Merck earnings guidance fails to inspire
Merck reaffirms guidance for 2007 and 2008; CEO says Januvia, Gardasil will offset impending Fosamax patent loss.
NEW YORK (CNNMoney.com) -- Merck failed to excite investors with its financial guidance for 2007 and 2008, causing a temporary stock drop, but analysts were reluctant to condemn the drugmaker.
"I'm not saying that people should be happy, but I'm saying that people shouldn't be surprised by what we view as conservative guidance," said Seamus Fernandez, analyst for Leerink Swann.

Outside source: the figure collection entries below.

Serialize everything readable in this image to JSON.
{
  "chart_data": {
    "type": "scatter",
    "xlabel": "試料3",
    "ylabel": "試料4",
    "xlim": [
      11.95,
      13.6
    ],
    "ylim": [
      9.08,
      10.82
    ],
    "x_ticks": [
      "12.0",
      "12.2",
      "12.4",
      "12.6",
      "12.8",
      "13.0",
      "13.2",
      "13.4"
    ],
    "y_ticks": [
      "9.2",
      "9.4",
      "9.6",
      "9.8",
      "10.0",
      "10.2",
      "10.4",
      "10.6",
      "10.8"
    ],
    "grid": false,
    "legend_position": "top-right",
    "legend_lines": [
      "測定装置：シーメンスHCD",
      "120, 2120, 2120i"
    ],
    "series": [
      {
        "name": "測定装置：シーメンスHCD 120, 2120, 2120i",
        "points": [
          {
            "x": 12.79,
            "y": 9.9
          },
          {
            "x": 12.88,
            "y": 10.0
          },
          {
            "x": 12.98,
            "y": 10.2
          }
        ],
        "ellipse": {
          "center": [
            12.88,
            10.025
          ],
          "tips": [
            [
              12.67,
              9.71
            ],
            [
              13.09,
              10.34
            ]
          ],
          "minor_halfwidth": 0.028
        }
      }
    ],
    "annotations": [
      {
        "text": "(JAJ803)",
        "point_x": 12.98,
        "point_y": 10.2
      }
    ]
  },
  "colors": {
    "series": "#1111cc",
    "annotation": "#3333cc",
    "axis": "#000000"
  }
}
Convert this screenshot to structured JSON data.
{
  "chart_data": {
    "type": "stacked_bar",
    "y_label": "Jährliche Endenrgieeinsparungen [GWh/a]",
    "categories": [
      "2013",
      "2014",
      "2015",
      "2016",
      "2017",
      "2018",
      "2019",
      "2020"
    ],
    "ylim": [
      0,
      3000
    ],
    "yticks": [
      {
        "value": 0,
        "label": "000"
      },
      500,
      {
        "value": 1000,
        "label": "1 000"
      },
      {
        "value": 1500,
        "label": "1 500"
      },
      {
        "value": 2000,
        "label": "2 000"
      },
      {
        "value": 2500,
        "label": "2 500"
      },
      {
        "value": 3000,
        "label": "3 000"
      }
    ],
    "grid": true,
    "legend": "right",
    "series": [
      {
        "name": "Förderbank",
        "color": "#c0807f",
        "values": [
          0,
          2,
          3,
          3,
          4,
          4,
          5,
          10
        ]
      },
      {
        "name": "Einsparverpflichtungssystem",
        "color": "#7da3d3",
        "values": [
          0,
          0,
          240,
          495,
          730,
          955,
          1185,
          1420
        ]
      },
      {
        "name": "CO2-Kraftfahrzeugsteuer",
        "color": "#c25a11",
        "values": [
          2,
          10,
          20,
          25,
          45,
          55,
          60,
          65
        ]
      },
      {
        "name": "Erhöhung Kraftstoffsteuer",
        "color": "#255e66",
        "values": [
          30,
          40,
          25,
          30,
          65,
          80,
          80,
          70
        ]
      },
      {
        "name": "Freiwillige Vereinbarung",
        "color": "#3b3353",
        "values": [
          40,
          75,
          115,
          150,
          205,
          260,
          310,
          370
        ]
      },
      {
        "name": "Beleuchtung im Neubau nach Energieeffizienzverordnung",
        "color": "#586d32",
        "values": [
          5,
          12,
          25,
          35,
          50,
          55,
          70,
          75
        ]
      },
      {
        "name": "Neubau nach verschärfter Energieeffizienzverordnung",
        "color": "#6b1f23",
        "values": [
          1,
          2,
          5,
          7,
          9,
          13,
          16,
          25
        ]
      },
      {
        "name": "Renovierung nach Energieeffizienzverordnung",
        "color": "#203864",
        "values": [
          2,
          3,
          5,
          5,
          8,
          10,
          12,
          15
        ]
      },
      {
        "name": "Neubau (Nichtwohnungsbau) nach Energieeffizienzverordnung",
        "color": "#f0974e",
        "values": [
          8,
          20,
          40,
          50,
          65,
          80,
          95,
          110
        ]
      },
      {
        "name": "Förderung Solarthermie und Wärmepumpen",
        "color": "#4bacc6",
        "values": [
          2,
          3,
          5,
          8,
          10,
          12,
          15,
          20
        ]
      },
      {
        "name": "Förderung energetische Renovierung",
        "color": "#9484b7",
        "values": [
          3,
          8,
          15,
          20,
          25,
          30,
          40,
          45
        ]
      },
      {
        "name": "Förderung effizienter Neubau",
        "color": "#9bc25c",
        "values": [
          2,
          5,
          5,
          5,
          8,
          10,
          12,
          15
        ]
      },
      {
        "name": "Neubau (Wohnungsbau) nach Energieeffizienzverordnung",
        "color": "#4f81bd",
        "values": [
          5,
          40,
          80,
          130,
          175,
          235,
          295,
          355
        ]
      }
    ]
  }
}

The New Jersey-based drugmaker Merck & Co. reaffirmed its guidance for earnings per share, excluding items, of $3.08 to $3.14 for 2007 and $3.28 to $3.38 for 2008. Analysts polled by Thomson Financial had projected a profit of $3.15 EPS for 2007 and EPS of $3.39 for 2008, excluding items.
Fernandez said these numbers are actually higher than the 2007 guidance that Merck originally projected last year: non-GAAP EPS of $2.51 to $2.59.
The incoming patent loss of Fosamax in 2008, an osteoporosis drug with sales expected to reach $3 billion this year, hangs over the company like a black cloud. But Merck executives hailed their cost-cutting efforts and the performance of new products as making up for the impending sales vacuum.
"We continue to engineer the company into a lean and effective competitor for the future," said chief financial officer Peter Kellogg, in a conference call with analysts. Kellogg said Merck is "on track" to eliminate 7,000 jobs by 2008, having already cut 6,000.
Barbara Ryan, analyst for Deutsche Bank North America, said in a published note to investors that Merck's cost-cutting strategy, particularly in manufacturing, "is a key factor for driving EPS growth and achieving its stated goals, and we believe this remains underappreciated by the Street."
Merck chief executive Richard Clark said that the fast-growing sales performance of Gardasil, a vaccine for cervical cancer, and the diabetes drug Januvia, should offset the upcoming patent loss of Fosamax. He said the success of these relatively new products, launched in 2006, is partly responsible for the company raising its guidance several times over the last year.
"You do not underestimate the Merck organization and the strength of its employees," said Clark, in a teleconference with analysts.
Gardasil sales totaled $1.1 billion during the first nine months of 2007 and Januvia sales were $400 million during the period. Even before they entered the market, analysts considered these products potential blockbusters.
Merck plans to reveal more guidance details during its annual analyst's day on Dec. 11 at its headquarters in Whitehouse Station.